Filled with over 39 trillion gallons of pure Sierra snowmelt and pushed a mile into the Californian and Nevada skies, Lake Tahoe is the USA’s largest alpine lake, and one of the country’s oldest,
year-round vacation playgrounds. Lake Tahoe has forever drawn travellers to
its shores, from the Native Americans who call this place
Big Water, to the trappers, timber cutters and pioneers
who followed. In the 1870s, an awestruck Mark Twain wrote, “to breathe the same air as angels, you
must go to Tahoe”. By the time the 20th century rolled ‘round, lodges, taverns and casinos had sprung up
all around Tahoe’s shoreline catering to legions of weary city folk, keen to experience that heavenly air for themselves. When you’re ready for a little alpine magic, take the four-hour drive from San Francisco to the sunlit shores of Kings Beach. Set on Tahoe’s northern end, this beach was named after local card shark,
Joe King, who used his winnings to develop some of the
lake’s earliest lodgings.

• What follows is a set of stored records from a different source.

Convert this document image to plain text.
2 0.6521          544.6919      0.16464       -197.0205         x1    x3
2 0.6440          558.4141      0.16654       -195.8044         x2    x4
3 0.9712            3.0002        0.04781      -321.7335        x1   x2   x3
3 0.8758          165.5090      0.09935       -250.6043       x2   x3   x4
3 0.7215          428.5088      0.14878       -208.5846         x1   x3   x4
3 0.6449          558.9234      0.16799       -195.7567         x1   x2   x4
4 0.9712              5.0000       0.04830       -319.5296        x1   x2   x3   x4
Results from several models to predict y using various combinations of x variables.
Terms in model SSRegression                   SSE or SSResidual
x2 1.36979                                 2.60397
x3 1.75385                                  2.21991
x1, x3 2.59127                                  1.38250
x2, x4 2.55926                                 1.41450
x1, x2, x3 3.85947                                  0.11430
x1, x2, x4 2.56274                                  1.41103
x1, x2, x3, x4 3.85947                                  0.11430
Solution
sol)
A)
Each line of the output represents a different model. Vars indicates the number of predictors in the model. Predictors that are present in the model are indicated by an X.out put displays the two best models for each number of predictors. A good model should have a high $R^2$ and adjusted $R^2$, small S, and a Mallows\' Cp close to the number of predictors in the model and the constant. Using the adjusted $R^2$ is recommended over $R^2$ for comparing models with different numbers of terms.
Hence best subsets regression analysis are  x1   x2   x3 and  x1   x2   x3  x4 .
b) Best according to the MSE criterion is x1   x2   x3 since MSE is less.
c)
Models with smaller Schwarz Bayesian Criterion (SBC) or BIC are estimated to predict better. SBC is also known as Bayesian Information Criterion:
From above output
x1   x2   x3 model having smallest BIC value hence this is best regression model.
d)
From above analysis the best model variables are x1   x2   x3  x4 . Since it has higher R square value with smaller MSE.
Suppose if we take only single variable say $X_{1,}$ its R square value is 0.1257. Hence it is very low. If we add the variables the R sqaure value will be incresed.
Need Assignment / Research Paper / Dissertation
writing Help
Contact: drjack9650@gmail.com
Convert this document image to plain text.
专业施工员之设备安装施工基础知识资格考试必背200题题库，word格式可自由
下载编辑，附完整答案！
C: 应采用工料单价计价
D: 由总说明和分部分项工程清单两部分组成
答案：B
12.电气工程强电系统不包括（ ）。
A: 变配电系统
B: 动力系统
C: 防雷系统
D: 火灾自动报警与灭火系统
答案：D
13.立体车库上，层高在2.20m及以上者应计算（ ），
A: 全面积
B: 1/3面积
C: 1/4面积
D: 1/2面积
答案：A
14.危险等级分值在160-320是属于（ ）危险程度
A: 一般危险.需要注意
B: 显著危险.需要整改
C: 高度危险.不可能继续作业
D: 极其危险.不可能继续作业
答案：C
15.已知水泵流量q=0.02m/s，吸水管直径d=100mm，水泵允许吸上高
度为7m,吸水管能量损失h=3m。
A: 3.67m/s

On the lake’s southern shore, is Pope Beach, where you’ll find another Tahoe institution. At historic Camp Richardson, generations of families return year after
year to create life-long vacation memories under the towering pines. From Pope Beach, saddle up, and follow the bike path to the Taylor Creek
Visitor Center. An open-air classroom for the entire family, the center features fabulous interpretative
walks, such as the Rainbow Trail. This wetland loop even features an underground
chamber, giving visitors a unique salmon-eye view of
this incredible environment. Once you’ve warmed up your legs at Taylor Creek, take in the majesty of the surrounding state
parks. Nearby, at DL Bliss State Park, follow the spectacular Rubicon Trail, which runs high above Tahoe’s deepest waters and dips down to quiet, secluded coves. The six and a half-mile trail twists through
forests of aspen, cedar and mountain dogwood, …past the country’s highest lighthouse, before crossing into neighboring Emerald Bay
State Park. This park is home to the Eagle Falls Trail, a moderate two-mile hike that takes in some
of the Sierra high country’s finest views. Down by the shore, visit Tahoe’s hidden castle. Inspired by the legends and architecture of
Scandinavia, in 1929, heiress Lora J. Knight, brought in an army of 200 craftsmen to build
this 38-room summer home from the lake’s timber and stone. Today, Vikingsholm is cared for by the Sierra
State Parks Foundation, and operates as a museum and fairy-tale window
into Tahoe’s past. Emerald Bay is also home to the lake’s only
island, once the abode of another local character, Captain Dick, who delighted in showing visitors a wooden
box containing, his toes. The old sea dog lost his toes to frostbite
after capsizing his boat one dark winter night, on a long row home from a far-off tavern. These days, Tahoe’s 72-mile ring road makes
getting around the lake far less perilous. And even if you’re not up to paddling or hiking, you can still enjoy the breathtaking vistas
from its many roadside stops, like Inspiration Point. Just 10-miles east of Emerald Bay is the lake’s
largest town, South Lake Tahoe. Hang out on the beaches, enjoy the creature comforts, then rise above it all on Heavenly Mountain, a world-class ski resort in winter, and adventure playground throughout
the summer months. Lake Tahoe is a place of ever-shifting moods. When you’re ready to experience this
raw beauty, take a drive up the eastern shoreline, which is wilder and less developed than her
other shores. When the ponderosa pines bend with the season’s
first snow, Tahoe transforms into a winter wonderland. Towns like Tahoe City and nearby Truckee become the perfect snow-bound escapes, while the lake’s ski resorts turn Tahoe
into the nation’s favorite winter playground. As far back as 1856, mountain men like Snowshoe Thompson were traversing these slopes on wooden skis, but it was the Winter Olympics that really
put Tahoe’s runs on the map. In 1960, skeptical teams and officials from
30 countries descended on a fledgling resort called Squaw Valley, and they were soon won over. In the decades since, over 20 world-class
downhill and cross country resorts have opened, taking advantage of the region’s 300 days
of sunshine per year, 450 inches of annual snowfall, and that incredible Tahoe scenery. Whether you’re looking for snow-capped peaks
or crystal clear coves, places to bond with loved ones or pockets
of pure solitude, The Lake in the Sky, has it all. As naturalist John Muir wrote over a century ago, “Tahoe is surely not one, but many, …I am reminded of all the mountain lakes
I ever knew, as if this were a kind of water heaven to which they all had come.”